Employer Background Check Considerations

It is not unusual for an employer to perform a background check for various pieces of information that are related to your past. Employers may want to find out more information about you for a number of different reasons. For example, they may want to be careful with who they hire, as they can be held responsible for their employees’ actions, so employers want to be cautious with who they hire. Background checks also allow employers to confirm is the information that you provided during an interview is true, and that you are a capable employee who will be a vital asset to the company. In order for employers to confirm your references and education, along with getting the peace of mind that you are not likely to commit an offence, they will be searching for specific pieces of information when investigating these areas in the background check.

Criminal Record

Employers will usually look at your criminal record first. State laws will determine how far back employers can go through in your criminal record as some states will not allow employers to ask questions on incidents that took place at a certain point in the past. When employers look through your criminal record, they are searching for any offences that you may have committed in the past, and making a decision based on whether or not they can trust you to act without re-offending and making the employer liable for charges. Although there is a risk of putting too much emphasis on criminal records, the EEOC has been cracking down on companies who do this, so it is unlikely that your potential for getting a job is determined solely by your criminal records hows that you have been involved in violent crime.

Credit Checks

Not all companies look through credit checks, or the ones that do tend to only check a number of credit checks for employees when performing a background check of employees. These reports provide companies with information such as your current address, social security number, along with your finances which includes debt on your credit card and student loans, mortgages, car payment along with defaulted loans and late payments. When an employer is doing a credit check, they are generally looking for outstanding payments, such as a late credit card (though this is unlikely unless the credit card has been gone to collection which cannot be overlooked by the employer), along with defaults on students loans. Employers are, however, less strict when your debt is due to medical bills or other medical emergencies.

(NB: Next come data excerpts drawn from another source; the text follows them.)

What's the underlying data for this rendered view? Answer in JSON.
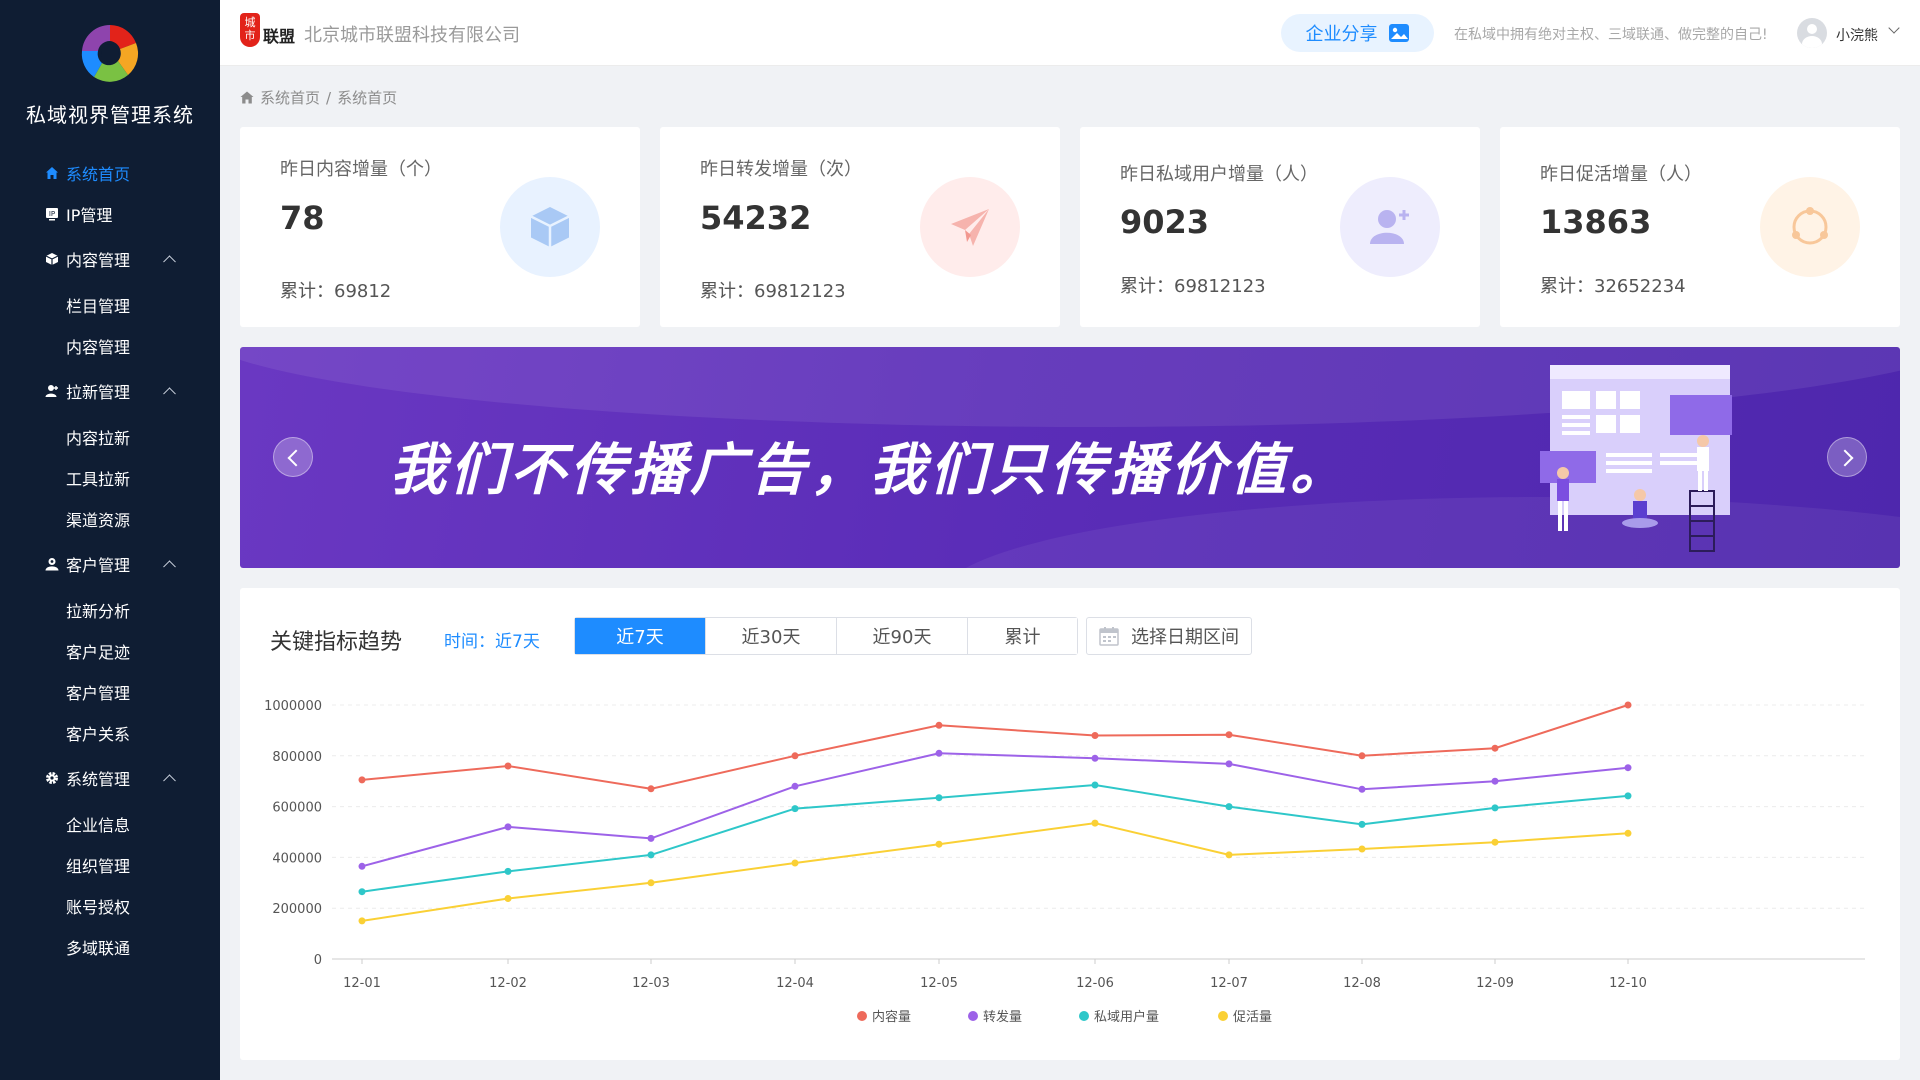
{
  "sidebar": {
    "title": "私域视界管理系统",
    "items": [
      {
        "label": "系统首页",
        "icon": "home-icon",
        "type": "item",
        "active": true
      },
      {
        "label": "IP管理",
        "icon": "ip-icon",
        "type": "item"
      },
      {
        "label": "内容管理",
        "icon": "cube-icon",
        "type": "group"
      },
      {
        "label": "栏目管理",
        "type": "sub"
      },
      {
        "label": "内容管理",
        "type": "sub"
      },
      {
        "label": "拉新管理",
        "icon": "user-plus-icon",
        "type": "group"
      },
      {
        "label": "内容拉新",
        "type": "sub"
      },
      {
        "label": "工具拉新",
        "type": "sub"
      },
      {
        "label": "渠道资源",
        "type": "sub"
      },
      {
        "label": "客户管理",
        "icon": "customer-icon",
        "type": "group"
      },
      {
        "label": "拉新分析",
        "type": "sub"
      },
      {
        "label": "客户足迹",
        "type": "sub"
      },
      {
        "label": "客户管理",
        "type": "sub"
      },
      {
        "label": "客户关系",
        "type": "sub"
      },
      {
        "label": "系统管理",
        "icon": "gear-icon",
        "type": "group"
      },
      {
        "label": "企业信息",
        "type": "sub"
      },
      {
        "label": "组织管理",
        "type": "sub"
      },
      {
        "label": "账号授权",
        "type": "sub"
      },
      {
        "label": "多域联通",
        "type": "sub"
      }
    ]
  },
  "header": {
    "brand_badge": "城市",
    "brand_small": "联盟",
    "company": "北京城市联盟科技有限公司",
    "share_label": "企业分享",
    "slogan": "在私域中拥有绝对主权、三域联通、做完整的自己!",
    "username": "小浣熊"
  },
  "breadcrumb": {
    "home": "系统首页",
    "current": "系统首页"
  },
  "cards": [
    {
      "title": "昨日内容增量（个）",
      "value": "78",
      "total_label": "累计：",
      "total": "69812",
      "icon": "cube-icon",
      "color": "#e8f2ff",
      "icon_color": "#a9c9f5"
    },
    {
      "title": "昨日转发增量（次）",
      "value": "54232",
      "total_label": "累计：",
      "total": "69812123",
      "icon": "paper-plane-icon",
      "color": "#ffeceb",
      "icon_color": "#f6b3ad"
    },
    {
      "title": "昨日私域用户增量（人）",
      "value": "9023",
      "total_label": "累计：",
      "total": "69812123",
      "icon": "user-add-icon",
      "color": "#eeedfd",
      "icon_color": "#b9b3f0"
    },
    {
      "title": "昨日促活增量（人）",
      "value": "13863",
      "total_label": "累计：",
      "total": "32652234",
      "icon": "cycle-icon",
      "color": "#fff3e6",
      "icon_color": "#f8c79a"
    }
  ],
  "banner": {
    "slogan": "我们不传播广告，我们只传播价值。"
  },
  "trend": {
    "title": "关键指标趋势",
    "time_label": "时间：近7天",
    "options": [
      "近7天",
      "近30天",
      "近90天",
      "累计"
    ],
    "selected": "近7天",
    "date_placeholder": "选择日期区间"
  },
  "chart_data": {
    "type": "line",
    "x": [
      "12-01",
      "12-02",
      "12-03",
      "12-04",
      "12-05",
      "12-06",
      "12-07",
      "12-08",
      "12-09",
      "12-10"
    ],
    "ylim": [
      0,
      1000000
    ],
    "yticks": [
      "0",
      "200000",
      "400000",
      "600000",
      "800000",
      "1000000"
    ],
    "grid": true,
    "legend": "bottom",
    "series": [
      {
        "name": "内容量",
        "color": "#ee6a5b",
        "values": [
          705000,
          760000,
          670000,
          800000,
          920000,
          880000,
          883000,
          800000,
          830000,
          1000000
        ]
      },
      {
        "name": "转发量",
        "color": "#9d62e8",
        "values": [
          365000,
          520000,
          475000,
          680000,
          810000,
          790000,
          768000,
          668000,
          700000,
          753000
        ]
      },
      {
        "name": "私域用户量",
        "color": "#2ec7c9",
        "values": [
          265000,
          345000,
          410000,
          592000,
          635000,
          685000,
          600000,
          530000,
          595000,
          642000
        ]
      },
      {
        "name": "促活量",
        "color": "#fad035",
        "values": [
          150000,
          238000,
          300000,
          378000,
          452000,
          535000,
          410000,
          433000,
          460000,
          495000
        ]
      }
    ]
  }
}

Employers will look for information on your education based on the information that you provided them. When looking for this information, employers are confirming that the information that you have supplied them during an interview is genuine. In addition to this, certain instances in a college, for example, not paying a library fine, can result in the college stating that you did not receive a degree. However, this is not a problem if you are able to verify that the information that you are giving to your employer is true.


Companies will look through the references that you have supplied. Similar to background checks on your education, employers will mainly contact your references to confirm that the information is genuine, so they know that you have had experience in the area that you are applying for. They may also be checking on your ability to work through anecdotes by previous employers. Although the policy of certain companies prohibit anyone to speak out against their employees, some will do it regardless.

Social Media Activities

Unless you make yourself hard to find, employers will look for your social media activities. This can include online posts, videos, and blogs, along with other things that they can search up. This serves a similar purpose to looking through your criminal record as companies will determine the risks of employing you by looking at your activities on social media. Your social media activities may also show that you are not a suitable candidate for a particular job position.

Medical Records

These tend to be off limits for background checks. Generally, companies would use medical records to determine if an employee is fully capable of working, but they are prohibited from doing so, and thus if an employee says that they are able to work, then the employer must take their word for it. However, exceptions exist where medical exams are required in the job that you are applying for, or other jobs that are similar. However, they can only ask for a medical exam, unless all employees in the company are required to have a medical exam.

Drug Testing

Employers are able to perform drug testing before employment. This would be part of a background contingency to ensure that you are not taking any illegal drugs or are taking drugs illegally. The drug tests can detect drugs that are perfectly legal, but this is not a problem if you are able to show that the prescription is legal which can easily be done through showing your prescription bottle with the appropriate information attached.

Driving Records

Your driving records are open to the public, and thus the employer can access this information easily during a background check. Employers will treat this like your criminal record as they will be looking for any incidents that you were involved in while driving. Your driving records will allow the employer to confirm that you are able to drive safely, for example, an employer would be concerned if you have been charged with driving under the influence or endangering the public with your driving.


Although bankruptcy records are available online, employers are unable to hold any bankruptcies against you.

Military Records

The information that employers find in military records can be very limited as they can only find information on your rank, salary, duties and awards. Like bankruptcy, businesses cannot discriminate against their employees if they have been in the military, nor can they deny work to someone if there is a chance of them being called to active duty.